Admiration
noun
1.
a feeling of wonder, pleasure, or approval
2. an object of wonder,
pleasure, or approval
Diane Lloyd admired Connie Beauchamp. She admired how skilfully she tied off arterial bleeds, she admired how she managed to strike fear into all that she passed with a single glance, but more often than not she admired how good she looked in whatever clothes she'd thrown on that morning. She admired how she managed to cope with her husbands affairs without falling apart, how she'd managed to get revenge on him for an affair with a ward sister her husband too had slept with. Connie Beauchamp had shopped her husband to the police, Diane Lloyd cried herself to sleep every night for a fortnight. Diane admired the fact that Connie didn't seem to need a man, that she managed perfectly fine on her own, she didn't seem to mind going home to an empty house and a ready meal for one, although she was all too aware that Connie's ready meals were probably from Marks and sparks, or Waitrose, whereas she preferred Asda's own brand, Tesco's if she was feeling flush. She was also far too aware that years of practice had probably made Connie an expert at hiding how she really felt, and maybe all Diane admired were Connie's acting skills.

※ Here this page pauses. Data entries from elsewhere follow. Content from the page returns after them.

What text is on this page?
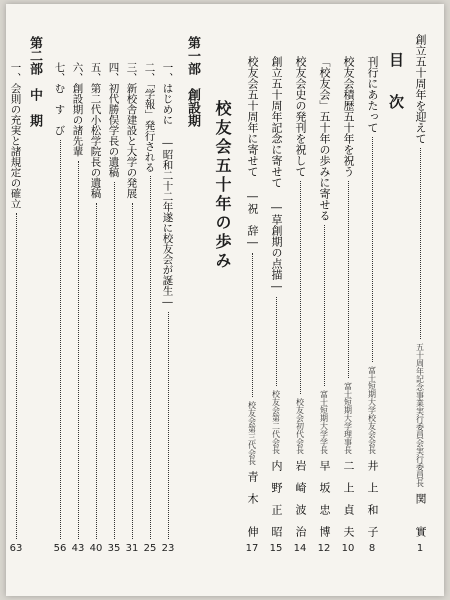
目　次 創立五十周年を迎えて
五十周年記念事業実行委員会実行委員長
関　　實
1
刊行にあたって
富士短期大学校友会会長
井　上　和　子
8
校友会積歴五十年を祝う
富士短期大学理事長
二　上　貞　夫
10
「校友会」五十年の歩みに寄せる
富士短期大学学長
早　坂　忠　博
12
校友会史の発刊を祝して
校友会初代会長
岩　崎　波　治
14
創立五十周年記念に寄せて ―草創期の点描―
校友会第二代会長
内　野　正　昭
15
校友会五十周年に寄せて ―祝　辞―
校友会第三代会長
青　木　　伸
17
校友会五十年の歩み
第一部　創設期
一、はじめに ―昭和二十二年遂に校友会が誕生―
23
二、「学報」発行される
25
三、新校舎建設と大学の発展
31
四、初代勝俣学長の遺稿
35
五、第二代小松学院長の遺稿
40
六、創設期の諸先輩
43
七、む　す　び
56
第二部　中　期
一、会則の充実と諸規定の確立
63
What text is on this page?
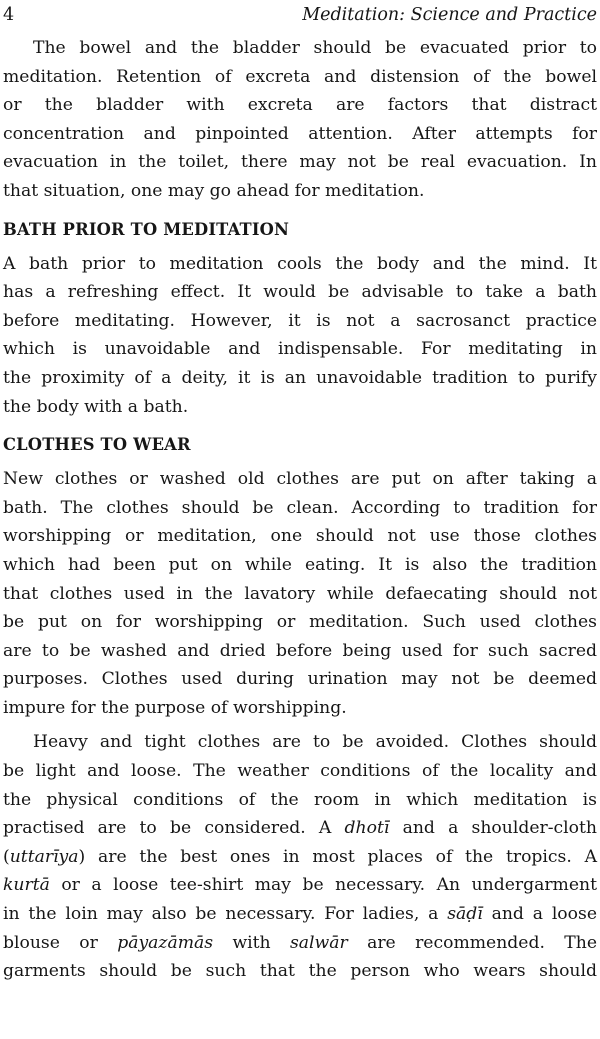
4	Meditation: Science and Practice

The bowel and the bladder should be evacuated prior to
meditation. Retention of excreta and distension of the bowel
or the bladder with excreta are factors that distract
concentration and pinpointed attention. After attempts for
evacuation in the toilet, there may not be real evacuation. In
that situation, one may go ahead for meditation.

BATH PRIOR TO MEDITATION

A bath prior to meditation cools the body and the mind. It
has a refreshing effect. It would be advisable to take a bath
before meditating. However, it is not a sacrosanct practice
which is unavoidable and indispensable. For meditating in
the proximity of a deity, it is an unavoidable tradition to purify
the body with a bath.

CLOTHES TO WEAR

New clothes or washed old clothes are put on after taking a
bath. The clothes should be clean. According to tradition for
worshipping or meditation, one should not use those clothes
which had been put on while eating. It is also the tradition
that clothes used in the lavatory while defaecating should not
be put on for worshipping or meditation. Such used clothes
are to be washed and dried before being used for such sacred
purposes. Clothes used during urination may not be deemed
impure for the purpose of worshipping.

Heavy and tight clothes are to be avoided. Clothes should
be light and loose. The weather conditions of the locality and
the physical conditions of the room in which meditation is
practised are to be considered. A dhotī and a shoulder-cloth
(uttarīya) are the best ones in most places of the tropics. A
kurtā or a loose tee-shirt may be necessary. An undergarment
in the loin may also be necessary. For ladies, a sāḍī and a loose
blouse or pāyazāmās with salwār are recommended. The
garments should be such that the person who wears should
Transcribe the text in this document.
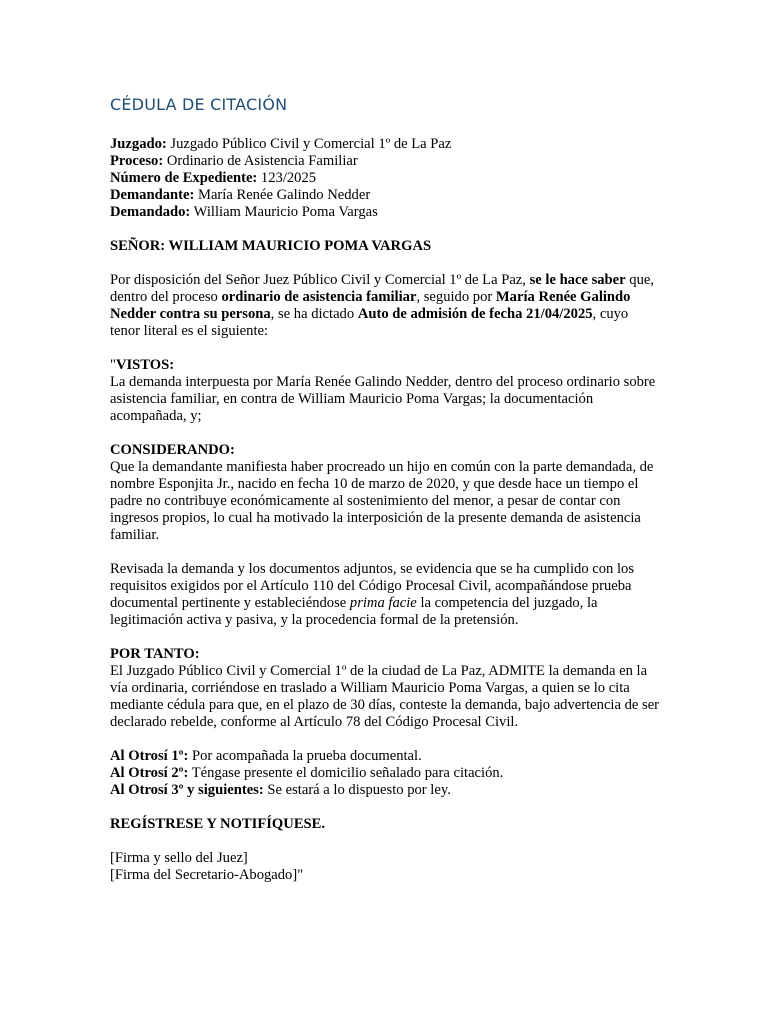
CÉDULA DE CITACIÓN

Juzgado: Juzgado Público Civil y Comercial 1º de La Paz

Proceso: Ordinario de Asistencia Familiar

Número de Expediente: 123/2025

Demandante: María Renée Galindo Nedder

Demandado: William Mauricio Poma Vargas

SEÑOR: WILLIAM MAURICIO POMA VARGAS

Por disposición del Señor Juez Público Civil y Comercial 1º de La Paz, se le hace saber que, dentro del proceso ordinario de asistencia familiar, seguido por María Renée Galindo Nedder contra su persona, se ha dictado Auto de admisión de fecha 21/04/2025, cuyo tenor literal es el siguiente:

"VISTOS:

La demanda interpuesta por María Renée Galindo Nedder, dentro del proceso ordinario sobre asistencia familiar, en contra de William Mauricio Poma Vargas; la documentación acompañada, y;

CONSIDERANDO:

Que la demandante manifiesta haber procreado un hijo en común con la parte demandada, de nombre Esponjita Jr., nacido en fecha 10 de marzo de 2020, y que desde hace un tiempo el padre no contribuye económicamente al sostenimiento del menor, a pesar de contar con ingresos propios, lo cual ha motivado la interposición de la presente demanda de asistencia familiar.

Revisada la demanda y los documentos adjuntos, se evidencia que se ha cumplido con los requisitos exigidos por el Artículo 110 del Código Procesal Civil, acompañándose prueba documental pertinente y estableciéndose prima facie la competencia del juzgado, la legitimación activa y pasiva, y la procedencia formal de la pretensión.

POR TANTO:

El Juzgado Público Civil y Comercial 1º de la ciudad de La Paz, ADMITE la demanda en la vía ordinaria, corriéndose en traslado a William Mauricio Poma Vargas, a quien se lo cita mediante cédula para que, en el plazo de 30 días, conteste la demanda, bajo advertencia de ser declarado rebelde, conforme al Artículo 78 del Código Procesal Civil.

Al Otrosí 1º: Por acompañada la prueba documental.

Al Otrosí 2º: Téngase presente el domicilio señalado para citación.

Al Otrosí 3º y siguientes: Se estará a lo dispuesto por ley.

REGÍSTRESE Y NOTIFÍQUESE.

[Firma y sello del Juez]

[Firma del Secretario-Abogado]"
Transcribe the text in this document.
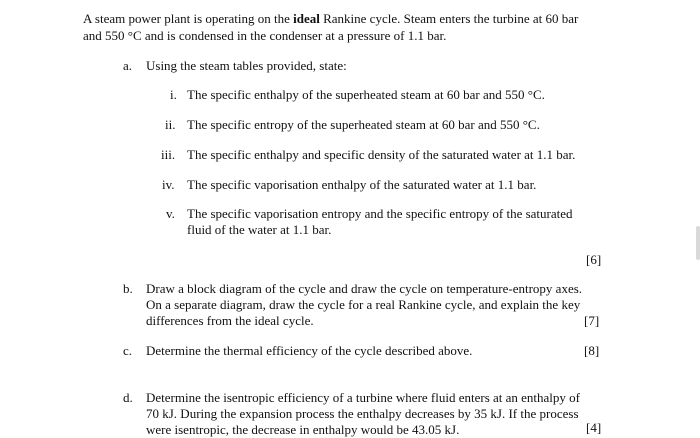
A steam power plant is operating on the ideal Rankine cycle. Steam enters the turbine at 60 bar
and 550 °C and is condensed in the condenser at a pressure of 1.1 bar.
a. Using the steam tables provided, state:
i. The specific enthalpy of the superheated steam at 60 bar and 550 °C.
ii. The specific entropy of the superheated steam at 60 bar and 550 °C.
iii. The specific enthalpy and specific density of the saturated water at 1.1 bar.
iv. The specific vaporisation enthalpy of the saturated water at 1.1 bar.
v. The specific vaporisation entropy and the specific entropy of the saturated
fluid of the water at 1.1 bar.
[6]
b. Draw a block diagram of the cycle and draw the cycle on temperature-entropy axes.
On a separate diagram, draw the cycle for a real Rankine cycle, and explain the key
differences from the ideal cycle.	[7]
c. Determine the thermal efficiency of the cycle described above.	[8]
d. Determine the isentropic efficiency of a turbine where fluid enters at an enthalpy of
70 kJ. During the expansion process the enthalpy decreases by 35 kJ. If the process
were isentropic, the decrease in enthalpy would be 43.05 kJ.	[4]
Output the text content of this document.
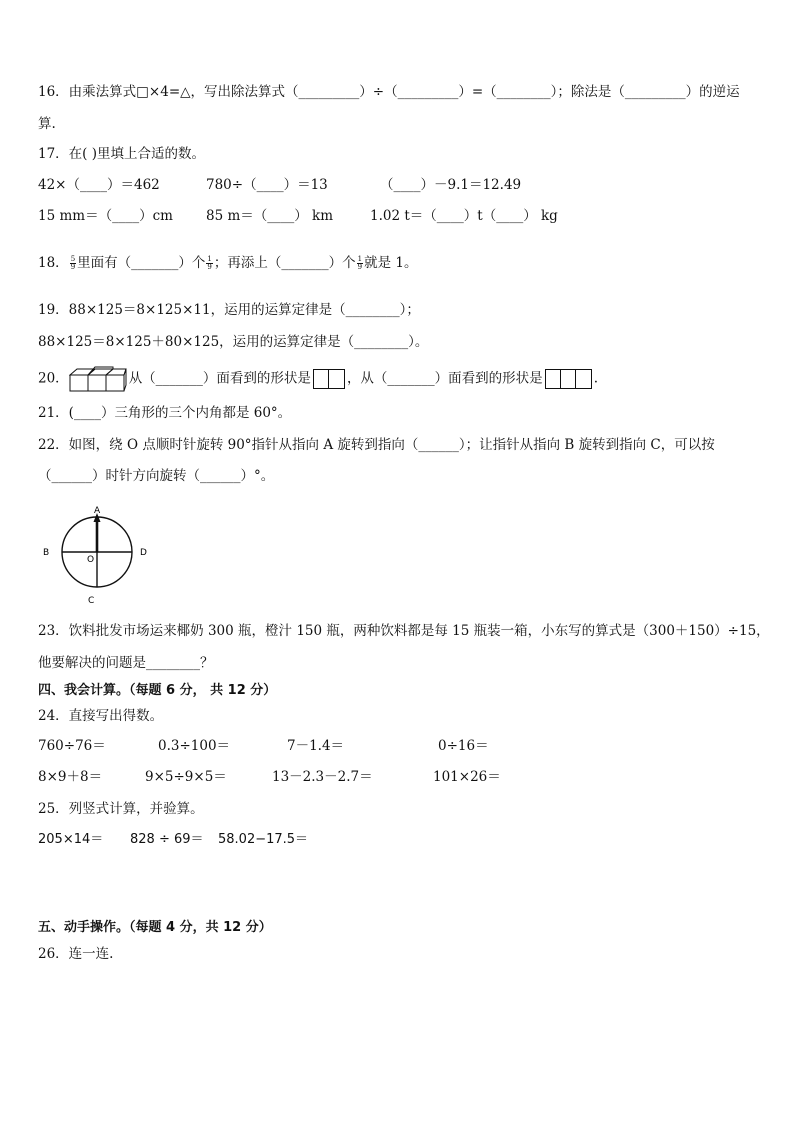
16．由乘法算式□×4=△，写出除法算式（_________）÷（_________）=（________）；除法是（_________）的逆运
算.
17．在( )里填上合适的数。
42×（____）＝462	780÷（____）＝13	（____）－9.1＝12.49
15 mm＝（____）cm 85 m＝（____） km	1.02 t＝（____）t（____） kg
18． $\frac{5}{9}$ 里面有（_______）个 $\frac{1}{9}$ ；再添上（_______）个 $\frac{1}{9}$ 就是 1。
19．88×125＝8×125×11，运用的运算定律是（________）；
88×125＝8×125＋80×125，运用的运算定律是（________）。
20．	从（_______）面看到的形状是	，从（_______）面看到的形状是	.
21．(____）三角形的三个内角都是 60°。
22．如图，绕 O 点顺时针旋转 90°指针从指向 A 旋转到指向（______）；让指针从指向 B 旋转到指向 C，可以按
（______）时针方向旋转（______）°。
A
B	D
C
O
23．饮料批发市场运来椰奶 300 瓶，橙汁 150 瓶，两种饮料都是每 15 瓶装一箱，小东写的算式是（300＋150）÷15，
他要解决的问题是________？
四、我会计算。（每题 6 分， 共 12 分）
24．直接写出得数。
760÷76＝	0.3÷100＝	7－1.4＝	0÷16＝
8×9＋8＝	9×5÷9×5＝	13－2.3－2.7＝	101×26＝
25．列竖式计算，并验算。
205×14＝ 828 ÷ 69＝ 58.02−17.5＝
五、动手操作。（每题 4 分，共 12 分）
26．连一连.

Connie Beauchamp pitied Diane Lloyd. At one point she'd admired her, but at one point Diane had had everything Connie had ever wanted, she was happily married and she had a baby on the way. Until one day everything changed and husband and wife both seemed to find different ways to cope. Diane's husband was no longer at home waiting to fuss over his wife after a hard day at work, instead he was at the bar, a single malt whiskey in his right hand, a smouldering Marlboro between the middle and the index fingers of his left. Whilst he sat in the bar, his wife curled herself into a ball on the sofa, he spilt his drink, she spilt tears for the child that was too good for this world, the child she'd loved and lost, the baby she'd never get to hold. Tears fell in mourning for the child she never met, for the simple things that would never happen, the nappies she'd never change, the feet she'd never tickle, the bedtime stories she'd never read, the grazed knees she'd never kiss better. It was then she realised Connie Beauchamp had made the right decision to fend for herself, at least if you were on your own no one else could let you down.
It was the eyes rimmed red from spending all night crying, the silences as husband and wife passed each other in the corridors, the lipstick marks on his collar, far too much of a sluttish red to pass for the demure peach tones she favoured, that told Connie Beauchamp Diane Lloyd was no longer a woman to be admired.